With all that independence comes, well, independence. Isolation. Loneliness. We don’t need anything from anyone, and they don’t from us. We give nothing, and no one gives to us. We’re completely, entirely self-sufficient.
I see the crux of this issue firsthand in my job as a counselor. Everyone wants the people they know to think they’ve got it all together, but the vast majority of the women (and the men, too) that I counsel are depressed, lonely, and socially anxious. They’re desperate for relationships yet don’t know how to allow themselves to have healthy ones. Many of them fill the relational void with the superficial – alcohol, drugs, even Netflix, Twitter, and Facebook. The lack of community is gradually killing our generation, with the construction of each pristine white picket fence.

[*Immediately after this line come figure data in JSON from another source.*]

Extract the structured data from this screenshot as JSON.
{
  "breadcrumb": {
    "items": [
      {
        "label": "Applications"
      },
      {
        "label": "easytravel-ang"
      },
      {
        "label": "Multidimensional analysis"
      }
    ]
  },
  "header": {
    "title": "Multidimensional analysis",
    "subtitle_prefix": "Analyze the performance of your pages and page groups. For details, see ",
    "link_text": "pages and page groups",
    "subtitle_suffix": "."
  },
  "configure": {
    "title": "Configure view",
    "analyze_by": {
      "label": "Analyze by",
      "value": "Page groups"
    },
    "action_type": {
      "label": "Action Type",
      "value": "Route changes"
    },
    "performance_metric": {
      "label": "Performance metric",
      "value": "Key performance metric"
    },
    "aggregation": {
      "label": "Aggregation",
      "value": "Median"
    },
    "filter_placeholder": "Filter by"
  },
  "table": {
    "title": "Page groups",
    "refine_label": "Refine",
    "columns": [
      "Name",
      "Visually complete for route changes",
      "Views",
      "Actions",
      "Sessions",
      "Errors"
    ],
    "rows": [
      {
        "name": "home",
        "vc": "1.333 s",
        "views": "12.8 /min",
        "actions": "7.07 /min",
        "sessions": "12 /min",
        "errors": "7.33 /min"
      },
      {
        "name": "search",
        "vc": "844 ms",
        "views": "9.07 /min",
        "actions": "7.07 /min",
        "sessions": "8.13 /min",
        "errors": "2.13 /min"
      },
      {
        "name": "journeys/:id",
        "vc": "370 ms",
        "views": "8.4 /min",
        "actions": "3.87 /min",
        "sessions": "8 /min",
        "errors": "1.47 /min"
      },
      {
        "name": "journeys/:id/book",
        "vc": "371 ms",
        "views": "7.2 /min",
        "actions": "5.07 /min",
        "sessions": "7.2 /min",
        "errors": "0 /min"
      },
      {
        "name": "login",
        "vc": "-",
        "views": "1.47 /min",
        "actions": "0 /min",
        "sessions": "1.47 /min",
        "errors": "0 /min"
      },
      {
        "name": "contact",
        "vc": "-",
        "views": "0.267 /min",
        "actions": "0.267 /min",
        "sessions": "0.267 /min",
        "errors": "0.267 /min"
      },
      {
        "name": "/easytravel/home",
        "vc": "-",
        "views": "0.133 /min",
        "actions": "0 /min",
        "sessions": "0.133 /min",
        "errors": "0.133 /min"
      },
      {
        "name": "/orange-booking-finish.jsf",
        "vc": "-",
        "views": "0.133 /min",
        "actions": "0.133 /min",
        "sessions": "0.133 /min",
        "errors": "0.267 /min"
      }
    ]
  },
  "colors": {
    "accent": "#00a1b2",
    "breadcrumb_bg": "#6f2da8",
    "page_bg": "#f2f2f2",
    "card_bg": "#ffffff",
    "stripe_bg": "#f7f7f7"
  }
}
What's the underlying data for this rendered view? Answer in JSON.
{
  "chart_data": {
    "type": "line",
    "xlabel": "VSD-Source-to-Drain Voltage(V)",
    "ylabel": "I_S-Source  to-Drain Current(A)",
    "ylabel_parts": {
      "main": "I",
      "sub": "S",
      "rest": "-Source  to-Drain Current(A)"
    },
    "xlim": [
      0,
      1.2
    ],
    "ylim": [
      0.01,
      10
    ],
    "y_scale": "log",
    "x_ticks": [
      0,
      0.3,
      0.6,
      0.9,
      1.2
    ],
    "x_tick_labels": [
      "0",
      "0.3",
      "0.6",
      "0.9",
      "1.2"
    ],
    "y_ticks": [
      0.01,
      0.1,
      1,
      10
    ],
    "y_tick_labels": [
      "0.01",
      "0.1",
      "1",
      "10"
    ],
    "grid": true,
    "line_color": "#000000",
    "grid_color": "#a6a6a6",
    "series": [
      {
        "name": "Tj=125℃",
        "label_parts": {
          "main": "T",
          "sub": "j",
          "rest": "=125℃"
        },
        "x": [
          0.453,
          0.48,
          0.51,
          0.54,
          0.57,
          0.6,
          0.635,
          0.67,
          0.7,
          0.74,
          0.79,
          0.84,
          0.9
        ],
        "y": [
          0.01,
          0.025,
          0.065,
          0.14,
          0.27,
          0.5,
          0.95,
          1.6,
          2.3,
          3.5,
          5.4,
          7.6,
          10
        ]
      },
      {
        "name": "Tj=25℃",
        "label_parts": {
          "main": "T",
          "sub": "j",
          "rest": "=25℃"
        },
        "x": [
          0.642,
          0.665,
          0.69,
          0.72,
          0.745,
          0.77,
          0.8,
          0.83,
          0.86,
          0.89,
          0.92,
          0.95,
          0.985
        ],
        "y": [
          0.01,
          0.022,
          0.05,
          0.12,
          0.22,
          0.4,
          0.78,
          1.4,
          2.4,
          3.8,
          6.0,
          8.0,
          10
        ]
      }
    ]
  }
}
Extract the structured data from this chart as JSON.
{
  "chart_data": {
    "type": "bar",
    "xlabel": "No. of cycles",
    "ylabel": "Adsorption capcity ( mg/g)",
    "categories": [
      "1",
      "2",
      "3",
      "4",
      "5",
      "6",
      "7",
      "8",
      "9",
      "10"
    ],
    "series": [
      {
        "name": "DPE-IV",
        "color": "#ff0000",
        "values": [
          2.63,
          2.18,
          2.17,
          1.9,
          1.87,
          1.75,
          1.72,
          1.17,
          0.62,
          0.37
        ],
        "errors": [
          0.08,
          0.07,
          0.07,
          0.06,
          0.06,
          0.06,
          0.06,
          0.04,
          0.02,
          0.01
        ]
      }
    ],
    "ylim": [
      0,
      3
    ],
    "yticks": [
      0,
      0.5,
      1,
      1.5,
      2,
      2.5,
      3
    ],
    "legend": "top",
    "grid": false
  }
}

We have to wake up and realize that dependence is not a four-letter word. Depending on someone else, needing them deeply, relying on them to do something for you that you can’t do for yourself, is what forms the bonds of friendship. Whether it’s their time, companionship, encouragement, or something else, true friendship is formed by two people admitting their vulnerability, asking for help when we need it, and reciprocating. True autheticity doesn’t hold someone at a distance and show them only what they want them to see. Instead, it pulls them close and offers them the opportunity to explore all your facets, both those you love about yourself and those you could live without.
And that’s scary for most of us, if we’re honest. There’s no covenant relationship in friendships, no divorce papers to be signed and custody to be negotiated if someone is unhappy. A friend can walk away at any time, and opening yourself up fully to another person only to have them reject you is a terrifying aspect of the human experience. But still, I believe Tennyson had the right of it, writing these oft quoted words after the sudden death of his close friend:
“I hold it true, whate’er befall; I feel it when I sorrow most; ‘Tis better to have loved and lost than never to have loved at all.”
I long to live my life more fully with other people. It’s a deep yearning need, and I can’t be content with less than extraordinary community. If we’re friends, it’s not enough for me to see you once every three months for a play date or family dinner; I want to overlap my life with yours, let you in to all the good, bad, and ugly, and be let in to yours. I’m not naive; I know this will create a host of struggles and issues to work through, but I’m tired of the superficial, and I’m willing to tackle the difficult and uncomfortable in the hope of experiencing the extraordinary.
I’m tired of pretending I can do it all – raise perfect kids, maintain a perfect household, be the perfect wife, mother, friend – all on my own. I can’t. I don’t believe any of us can. I have no interest in the community that says, “As long as it looks to you like I’ve got it all together, we’re good.” What I long for is the community that says, “I don’t have it all together, so I’m assuming you don’t either. Let’s see how we can help each other with what we do have, and just accept each other as we are.”
Walls we’ve spent our lives building up seldom come down in a day, so I’m determined to start tearing mine down now, before it’s too late, before I feel the acute lack of something I desperately need. What does this mean for me? Well, there are many aspects of my life I would be willing to share in order to find this level of authentic community, but my husband isn’t one of them, so hopefully I can find a few sister-friends, instead of sister-wives.